Cost-based оптимизация#

Примечание

Ниже приведена оригинальная документация Trino. Скоро мы ее переведем на русский язык и дополним полезными примерами.

Trino supports several cost based optimizations, described below.

Join enumeration#

The order in which joins are executed in a query can have a significant impact on the query’s performance. The aspect of join ordering that has the largest impact on performance is the size of the data being processed and transferred over the network. If a join which produces a lot of data is performed early in the query’s execution, then subsequent stages need to process large amounts of data for longer than necessary, increasing the time and resources needed for processing the query.

With cost-based join enumeration, Trino uses Статистики оптимизатора provided by connectors to estimate the costs for different join orders and automatically picks the join order with the lowest computed costs.

The join enumeration strategy is governed by the join_reordering_strategy session property, with the optimizer.join-reordering-strategy configuration property providing the default value.

The possible values are:

  • AUTOMATIC (default) - enable full automatic join enumeration

  • ELIMINATE_CROSS_JOINS - eliminate unnecessary cross joins

  • NONE - purely syntactic join order

If you are using AUTOMATIC join enumeration and statistics are not available or a cost can not be computed for any other reason, the ELIMINATE_CROSS_JOINS strategy is used instead.
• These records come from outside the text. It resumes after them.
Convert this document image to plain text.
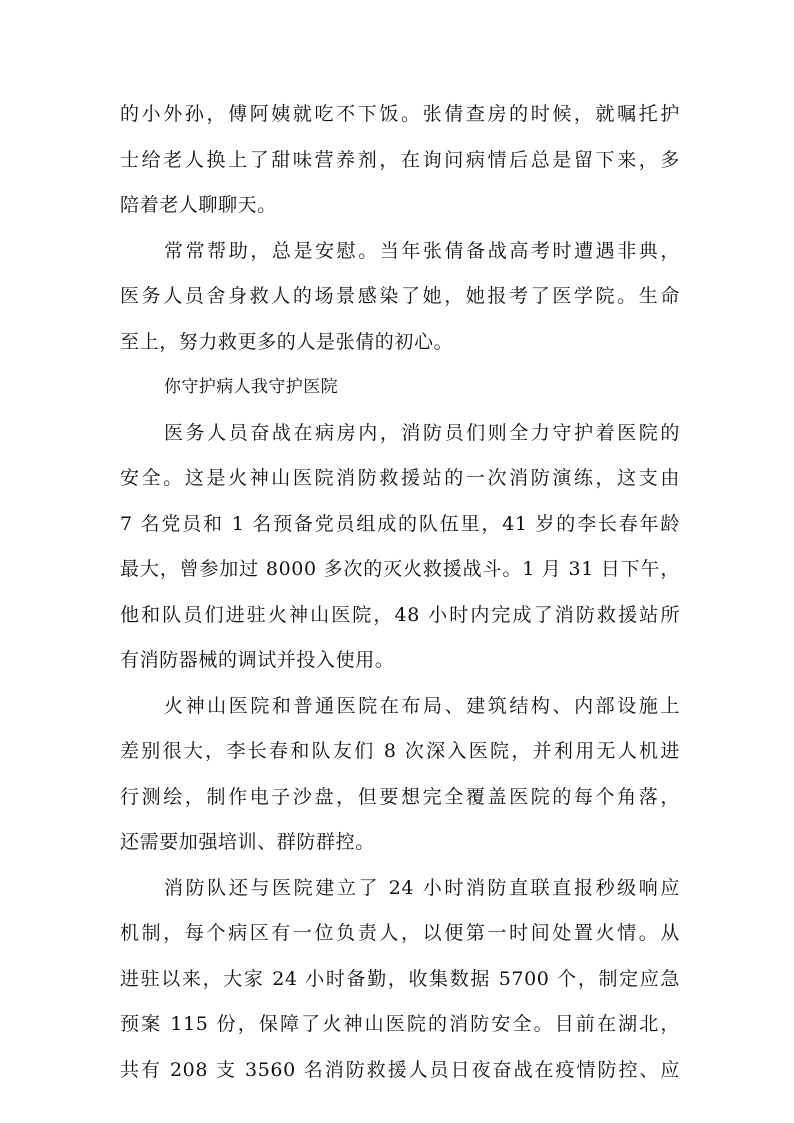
的小外孙，傅阿姨就吃不下饭。张倩查房的时候，就嘱托护
士给老人换上了甜味营养剂，在询问病情后总是留下来，多
陪着老人聊聊天。
常常帮助，总是安慰。当年张倩备战高考时遭遇非典，
医务人员舍身救人的场景感染了她，她报考了医学院。生命
至上，努力救更多的人是张倩的初心。
你守护病人我守护医院
医务人员奋战在病房内，消防员们则全力守护着医院的
安全。这是火神山医院消防救援站的一次消防演练，这支由
7 名党员和 1 名预备党员组成的队伍里，41 岁的李长春年龄
最大，曾参加过 8000 多次的灭火救援战斗。1 月 31 日下午，
他和队员们进驻火神山医院，48 小时内完成了消防救援站所
有消防器械的调试并投入使用。
火神山医院和普通医院在布局、建筑结构、内部设施上
差别很大，李长春和队友们 8 次深入医院，并利用无人机进
行测绘，制作电子沙盘，但要想完全覆盖医院的每个角落，
还需要加强培训、群防群控。
消防队还与医院建立了 24 小时消防直联直报秒级响应
机制，每个病区有一位负责人，以便第一时间处置火情。从
进驻以来，大家 24 小时备勤，收集数据 5700 个，制定应急
预案 115 份，保障了火神山医院的消防安全。目前在湖北，
共有 208 支 3560 名消防救援人员日夜奋战在疫情防控、应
Join distribution selection#

Trino uses a hash-based join algorithm. For each join operator, a hash table must be created from one join input, referred to as the build side. The other input, called the probe side, is then iterated on. For each row, the hash table is queried to find matching rows.

There are two types of join distributions:

  • Partitioned: each node participating in the query builds a hash table from only a fraction of the data

  • Broadcast: each node participating in the query builds a hash table from all of the data. The data is replicated to each node.

Each type has advantages and disadvantages. Partitioned joins require redistributing both tables using a hash of the join key. These joins can be much slower than broadcast joins, but they allow much larger joins overall. Broadcast joins are faster if the build side is much smaller than the probe side. However, broadcast joins require that the tables on the build side of the join after filtering fit in memory on each node, whereas distributed joins only need to fit in distributed memory across all nodes.

With cost-based join distribution selection, Trino automatically chooses whether to use a partitioned or broadcast join. With cost-based join enumeration, Trino automatically chooses which sides are probe and build.

The join distribution strategy is governed by the join_distribution_type session property, with the join-distribution-type configuration property providing the default value.

The valid values are:

  • AUTOMATIC (default) - join distribution type is determined automatically for each join

  • BROADCAST - broadcast join distribution is used for all joins

  • PARTITIONED - partitioned join distribution is used for all join

Capping replicated table size#

The join distribution type is automatically chosen when the join reordering strategy is set to AUTOMATIC or when the join distribution type is set to AUTOMATIC. In both cases, it is possible to cap the maximum size of the replicated table with the join-max-broadcast-table-size configuration property or with the join_max_broadcast_table_size session property. This allows you to improve cluster concurrency and prevent bad plans when the cost-based optimizer misestimates the size of the joined tables.

By default, the replicated table size is capped to 100MB.

Syntactic join order#

If not using cost-based optimization, Trino defaults to syntactic join ordering. While there is no formal way to optimize queries for this case, it is possible to take advantage of how Trino implements joins to make them more performant.

Trino uses in-memory hash joins. When processing a join statement, Trino loads the right-most table of the join into memory as the build side, then streams the next right-most table as the probe side to execute the join. If a query has multiple joins, the result of this first join stays in memory as the build side, and the third right-most table is then used as the probe side, and so on for additional joins. In the case where join order is made more complex, such as when using parentheses to specify specific parents for joins, Trino may execute multiple lower-level joins at once, but each step of that process follows the same logic, and the same applies when the results are ultimately joined together.

Because of this behavior, it is optimal to syntactically order joins in your SQL queries from the largest tables to the smallest, as this minimizes memory usage.

As an example, if you have a small, medium, and large table and are using left joins:

SELECT
  *
FROM
  large_table l
  LEFT JOIN medium_table m ON l.user_id = m.user_id
  LEFT JOIN small_table s ON s.user_id = l.user_id

Предупреждение

This means of optimization is not a feature of Trino. It is an artifact of how joins are implemented, and therefore this behavior may change without notice.

Connector implementations#

In order for the Trino optimizer to use the cost based strategies, the connector implementation must provide Статистики оптимизатора.